It's Time to Disrupt Visual Regression Testing

October 11, 2024

I've been using visual regression tools off and on since 2017 when building Design Systems. Seven years later in 2024, things haven't changed a whole lot. While the current offerings are better than they were in 2017, there's a lingering cross-operating system problem, which is where the paid offerings come in. Paying for visual regression testing can be difficult in different organizations, so it's tempting to look at open source solutions. It turns out the major open source options have drawbacks as well.

I think it's time the visual regression testing space was disrupted. I understand visual regression testing is an incredibly complex problem to solve, but I believe there's a clever solution somewhere on the horizon.

Update October 15, 2024: A few days after posting this, Haley wrote some GitHub Actions to implement our idea. It's a proof of concept and could use some tuning, but hey, progress!

Update April 12, 2025: I ended up writing about another solution we adopted on our open source Web Component Design System with links to GitHub Actions you can reference!

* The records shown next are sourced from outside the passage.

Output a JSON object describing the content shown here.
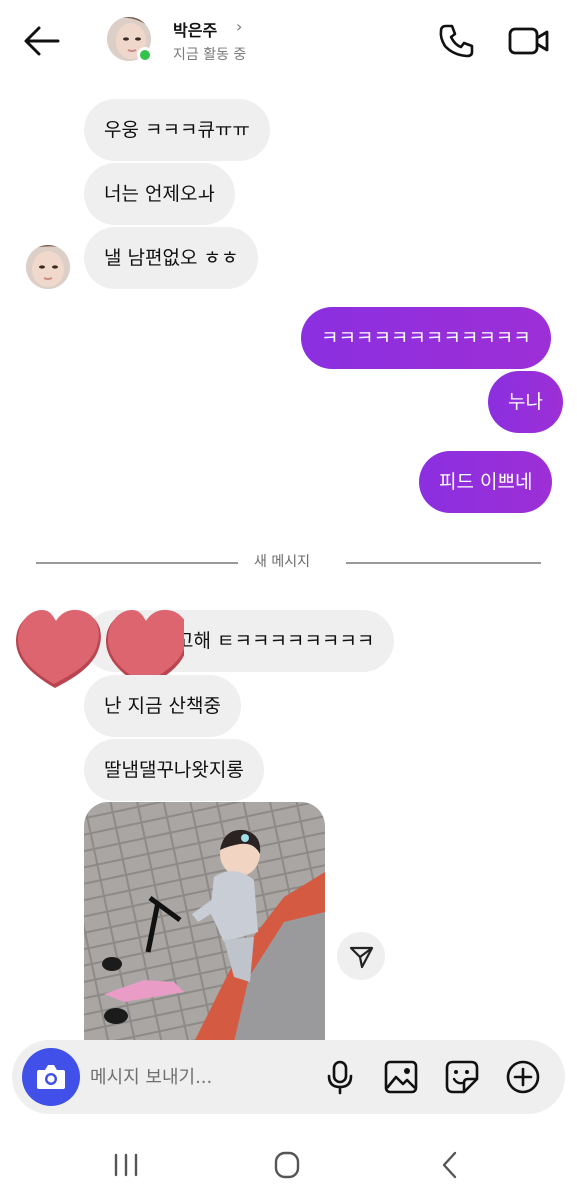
{
  "header": {
    "contact_name": "박은주",
    "chevron": "›",
    "status": "지금 활동 중",
    "icons": {
      "back": "arrow-left-icon",
      "call": "phone-icon",
      "video": "video-camera-icon"
    }
  },
  "messages": [
    {
      "dir": "in",
      "text": "우웅 ㅋㅋㅋ큐ㅠㅠ"
    },
    {
      "dir": "in",
      "text": "너는 언제오ㅘ"
    },
    {
      "dir": "in",
      "text": "낼 남편없오 ㅎㅎ"
    },
    {
      "dir": "out",
      "text": "ㅋㅋㅋㅋㅋㅋㅋㅋㅋㅋㅋㅋ"
    },
    {
      "dir": "out",
      "text": "누나"
    },
    {
      "dir": "out",
      "text": "피드 이쁘네"
    }
  ],
  "divider": "새 메시지",
  "new_messages": [
    {
      "dir": "in",
      "text": "고해 ㅌㅋㅋㅋㅋㅋㅋㅋㅋ"
    },
    {
      "dir": "in",
      "text": "난 지금 산책중"
    },
    {
      "dir": "in",
      "text": "딸냄댈꾸나왓지롱"
    }
  ],
  "photo": {
    "kind": "image",
    "subject": "child on pink scooter on paved path",
    "share_icon": "send-icon"
  },
  "reaction_overlay": {
    "icon": "heart-icon",
    "count_hearts": 2,
    "color": "#d9606b"
  },
  "composer": {
    "placeholder": "메시지 보내기...",
    "value": "",
    "icons": {
      "camera": "camera-icon",
      "mic": "microphone-icon",
      "gallery": "image-icon",
      "sticker": "sticker-icon",
      "more": "plus-circle-icon"
    }
  },
  "navigation": {
    "icons": {
      "recents": "recent-apps-icon",
      "home": "home-icon",
      "back": "back-chevron-icon"
    }
  },
  "colors": {
    "outgoing_bubble": "#9330dd",
    "incoming_bubble": "#efefef",
    "camera_button": "#4050e8",
    "online": "#35c24a"
  }
}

What is Visual Regression Testing?

You're likely already writing unit and integration tests, maybe even with 100% code coverage, for your Design System components. How are you verifying your components visually as changes are made? This is where visual regression testing comes in.

It takes screenshots of your components with each pull request so you can be notified when something changes to a component's presentation. Did you update a CSS variable that now changes the Button's border to be red? Was that intentional? You'll get notified on your pull request and can make that decision. It's another automation tool that helps build better Design Systems.

As Design System authors, we care how things visually appear to the user. By testing only the functionality in our unit and integration tests, you're only covering one area of your work — the other area is the presentational piece. Does this component match the designs? Did you inadvertently break another component's visual presentation by making a change to shared styles?

Unit and integration testing tools don't allow for these types of assertions — they can only exercise the component. Without verifying how a component is presented, you're left with manual visual regression testing. And often times, visual bugs slip through the cracks — we are all human. We make mistakes! Why not let the robots help us cut down on those mistakes as much as possible?

What options are currently available in this space? I've listed some of the major players. There are quite a few more out there, but I didn't want this article to become massive. Let's dive in from a high level.

Chromatic

Chromatic is a great product. It is tightly integrated with Storybook. A personal drawback to me was being reliant on Storybook's play function to interact with a component, which sometimes leads to extra stories being written only for tests. The play function becomes massive if you rely on interactions to test different visual states.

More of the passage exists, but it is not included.